Berbeda dari edisi sebelumnya, Doomsday tahun ini tampil dengan konsep lebih progresif. Selain tetap menampilkan band-band metal ekstrem, panitia menghadirkan lintasan lintas genre dan lintas generasi — dari metal, rock alternatif, hingga indie kontemporer.
Nama-nama besar seperti BESIDE, BURGERKILL, JASAD, KOMUNAL, THE SIGIT x DENISA, hingga ALONE AT LAST akan tampil di tiga panggung utama: Apocalypse x Destruction Stage, Madness Stage, dan Intimate Stage. Masing-masing menawarkan pengalaman berbeda: dari energi ledakan di panggung utama hingga nuansa personal di arena intim.

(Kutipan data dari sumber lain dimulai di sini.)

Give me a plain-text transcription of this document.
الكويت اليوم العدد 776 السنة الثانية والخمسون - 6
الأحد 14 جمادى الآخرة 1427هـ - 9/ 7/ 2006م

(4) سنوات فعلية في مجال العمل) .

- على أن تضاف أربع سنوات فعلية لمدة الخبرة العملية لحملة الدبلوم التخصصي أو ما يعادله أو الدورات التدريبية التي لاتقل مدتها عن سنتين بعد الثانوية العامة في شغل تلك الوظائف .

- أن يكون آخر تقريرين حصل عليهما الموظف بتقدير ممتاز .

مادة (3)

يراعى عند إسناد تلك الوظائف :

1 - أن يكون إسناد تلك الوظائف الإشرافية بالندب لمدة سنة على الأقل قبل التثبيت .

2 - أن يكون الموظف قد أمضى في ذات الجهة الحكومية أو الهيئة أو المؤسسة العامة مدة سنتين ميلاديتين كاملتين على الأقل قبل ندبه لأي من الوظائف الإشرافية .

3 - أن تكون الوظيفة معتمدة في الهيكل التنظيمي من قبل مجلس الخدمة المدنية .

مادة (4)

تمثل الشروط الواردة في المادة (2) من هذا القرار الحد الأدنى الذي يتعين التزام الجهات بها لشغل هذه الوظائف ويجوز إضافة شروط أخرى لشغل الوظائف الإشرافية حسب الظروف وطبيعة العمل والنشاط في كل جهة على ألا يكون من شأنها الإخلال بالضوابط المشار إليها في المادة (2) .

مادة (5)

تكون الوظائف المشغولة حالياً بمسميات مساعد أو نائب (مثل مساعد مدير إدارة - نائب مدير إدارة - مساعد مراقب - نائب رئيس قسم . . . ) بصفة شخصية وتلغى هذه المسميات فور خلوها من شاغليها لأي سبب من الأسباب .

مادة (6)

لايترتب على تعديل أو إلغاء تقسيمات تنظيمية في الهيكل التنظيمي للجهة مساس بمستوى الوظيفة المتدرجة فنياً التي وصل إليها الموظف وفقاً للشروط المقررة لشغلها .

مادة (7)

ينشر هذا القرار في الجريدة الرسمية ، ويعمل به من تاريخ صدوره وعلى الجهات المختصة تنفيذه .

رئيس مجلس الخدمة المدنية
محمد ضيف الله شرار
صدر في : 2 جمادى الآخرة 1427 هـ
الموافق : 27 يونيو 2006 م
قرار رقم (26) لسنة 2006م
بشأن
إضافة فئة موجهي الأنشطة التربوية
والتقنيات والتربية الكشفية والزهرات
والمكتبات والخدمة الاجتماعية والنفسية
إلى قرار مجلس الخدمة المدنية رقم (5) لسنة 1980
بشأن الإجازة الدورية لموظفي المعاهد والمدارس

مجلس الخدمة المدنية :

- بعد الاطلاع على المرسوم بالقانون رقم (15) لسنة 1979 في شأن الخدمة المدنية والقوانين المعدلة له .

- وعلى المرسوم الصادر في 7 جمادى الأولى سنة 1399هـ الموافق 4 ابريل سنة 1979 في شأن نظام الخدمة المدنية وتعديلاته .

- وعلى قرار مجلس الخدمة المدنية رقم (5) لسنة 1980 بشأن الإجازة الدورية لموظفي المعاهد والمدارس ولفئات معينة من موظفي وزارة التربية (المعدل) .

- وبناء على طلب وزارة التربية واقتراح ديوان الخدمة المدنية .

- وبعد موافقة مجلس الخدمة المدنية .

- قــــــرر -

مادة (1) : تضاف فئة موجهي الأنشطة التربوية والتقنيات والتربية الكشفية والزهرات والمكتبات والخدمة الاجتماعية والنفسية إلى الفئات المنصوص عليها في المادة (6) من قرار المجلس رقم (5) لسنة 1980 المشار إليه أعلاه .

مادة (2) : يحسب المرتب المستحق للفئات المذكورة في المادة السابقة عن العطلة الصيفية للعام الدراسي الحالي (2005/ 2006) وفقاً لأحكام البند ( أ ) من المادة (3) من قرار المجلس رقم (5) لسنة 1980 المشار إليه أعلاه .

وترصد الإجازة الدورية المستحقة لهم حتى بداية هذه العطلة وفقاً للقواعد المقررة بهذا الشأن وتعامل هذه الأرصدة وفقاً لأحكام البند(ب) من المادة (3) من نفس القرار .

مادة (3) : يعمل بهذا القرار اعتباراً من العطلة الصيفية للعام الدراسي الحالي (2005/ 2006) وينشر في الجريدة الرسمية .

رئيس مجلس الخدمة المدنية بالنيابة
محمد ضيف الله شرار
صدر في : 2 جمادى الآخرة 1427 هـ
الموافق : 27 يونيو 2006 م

Namun di balik gegap gempita itu, Doomsday 2025 membawa pesan yang lebih dalam. Bandung, yang selama ini dikenal sebagai kota kelahiran banyak band berpengaruh, tengah menegaskan kembali posisinya sebagai poros kreativitas nasional.

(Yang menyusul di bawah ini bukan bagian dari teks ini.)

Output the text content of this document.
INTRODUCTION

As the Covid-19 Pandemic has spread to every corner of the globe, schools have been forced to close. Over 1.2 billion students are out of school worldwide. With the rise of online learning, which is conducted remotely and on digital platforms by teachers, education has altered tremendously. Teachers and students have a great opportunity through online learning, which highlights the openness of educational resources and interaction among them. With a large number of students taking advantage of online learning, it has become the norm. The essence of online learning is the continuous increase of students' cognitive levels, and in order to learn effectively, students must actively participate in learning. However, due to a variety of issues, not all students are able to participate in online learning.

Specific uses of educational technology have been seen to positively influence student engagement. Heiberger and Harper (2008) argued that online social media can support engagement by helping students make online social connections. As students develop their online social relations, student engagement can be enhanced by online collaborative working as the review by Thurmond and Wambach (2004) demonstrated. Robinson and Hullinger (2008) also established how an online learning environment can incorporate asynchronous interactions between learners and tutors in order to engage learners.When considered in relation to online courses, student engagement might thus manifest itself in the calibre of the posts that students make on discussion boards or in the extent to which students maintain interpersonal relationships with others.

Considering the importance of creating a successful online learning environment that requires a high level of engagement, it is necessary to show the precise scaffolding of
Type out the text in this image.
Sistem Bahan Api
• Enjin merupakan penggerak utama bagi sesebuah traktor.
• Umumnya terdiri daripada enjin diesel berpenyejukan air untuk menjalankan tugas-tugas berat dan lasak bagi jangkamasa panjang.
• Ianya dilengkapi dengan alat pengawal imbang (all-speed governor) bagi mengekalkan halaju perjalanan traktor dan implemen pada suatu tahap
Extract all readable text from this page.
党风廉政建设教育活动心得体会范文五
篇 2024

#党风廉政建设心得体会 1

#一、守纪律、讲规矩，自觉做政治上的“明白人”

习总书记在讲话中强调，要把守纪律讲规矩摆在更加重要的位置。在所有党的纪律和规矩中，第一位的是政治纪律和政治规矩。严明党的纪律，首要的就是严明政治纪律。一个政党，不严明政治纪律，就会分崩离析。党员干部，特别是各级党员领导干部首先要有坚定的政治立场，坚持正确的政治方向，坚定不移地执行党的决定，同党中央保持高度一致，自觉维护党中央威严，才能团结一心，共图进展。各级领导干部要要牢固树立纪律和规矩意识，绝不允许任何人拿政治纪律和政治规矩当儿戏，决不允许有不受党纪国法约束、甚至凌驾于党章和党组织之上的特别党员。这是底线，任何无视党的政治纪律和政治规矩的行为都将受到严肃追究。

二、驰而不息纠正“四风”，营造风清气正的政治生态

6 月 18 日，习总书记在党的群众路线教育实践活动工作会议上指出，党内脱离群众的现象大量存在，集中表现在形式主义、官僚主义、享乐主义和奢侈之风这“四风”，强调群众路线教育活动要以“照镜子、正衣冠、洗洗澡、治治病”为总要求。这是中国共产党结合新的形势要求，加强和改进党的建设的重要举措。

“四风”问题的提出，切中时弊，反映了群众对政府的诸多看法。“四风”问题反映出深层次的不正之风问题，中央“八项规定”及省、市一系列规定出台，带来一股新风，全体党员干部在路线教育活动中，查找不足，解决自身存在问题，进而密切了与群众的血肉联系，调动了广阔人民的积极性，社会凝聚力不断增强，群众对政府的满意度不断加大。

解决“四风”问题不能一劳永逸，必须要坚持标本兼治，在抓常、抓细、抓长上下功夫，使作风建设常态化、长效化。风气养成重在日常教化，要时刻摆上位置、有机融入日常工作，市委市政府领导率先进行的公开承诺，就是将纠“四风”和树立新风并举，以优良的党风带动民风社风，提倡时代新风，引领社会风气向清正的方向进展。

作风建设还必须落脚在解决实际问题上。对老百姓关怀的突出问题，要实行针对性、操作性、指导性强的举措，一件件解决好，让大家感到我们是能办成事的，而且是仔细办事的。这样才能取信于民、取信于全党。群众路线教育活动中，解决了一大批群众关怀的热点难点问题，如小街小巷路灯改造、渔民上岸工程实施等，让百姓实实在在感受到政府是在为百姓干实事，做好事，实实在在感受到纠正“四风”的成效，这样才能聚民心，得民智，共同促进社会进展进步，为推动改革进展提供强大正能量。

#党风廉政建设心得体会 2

“Kita ingin menghapus batas antar genre dan generasi. Musik bukan tentang siapa paling keras atau paling populer, tapi siapa yang paling jujur dalam berkarya,” kata Dadan Wahyudi, pengamat musik independen Bandung, menilai arah baru festival ini.
Secara visual dan produksi, Doomsday Open Air 2025 disebut akan menjadi yang paling megah sepanjang sejarah penyelenggaraan. Sistem pencahayaan modern, tata suara imersif, serta dukungan seniman visual lokal akan menciptakan pengalaman multisensori yang menggabungkan musik, seni, dan narasi kebangkitan.
Festival ini juga menjadi ruang temu bagi komunitas — dari penikmat musik metal hingga penggiat ekonomi kreatif. Bagi banyak musisi muda, Doomsday bukan hanya panggung, tapi juga simbol perjuangan menjaga idealisme dalam industri yang makin kompetitif.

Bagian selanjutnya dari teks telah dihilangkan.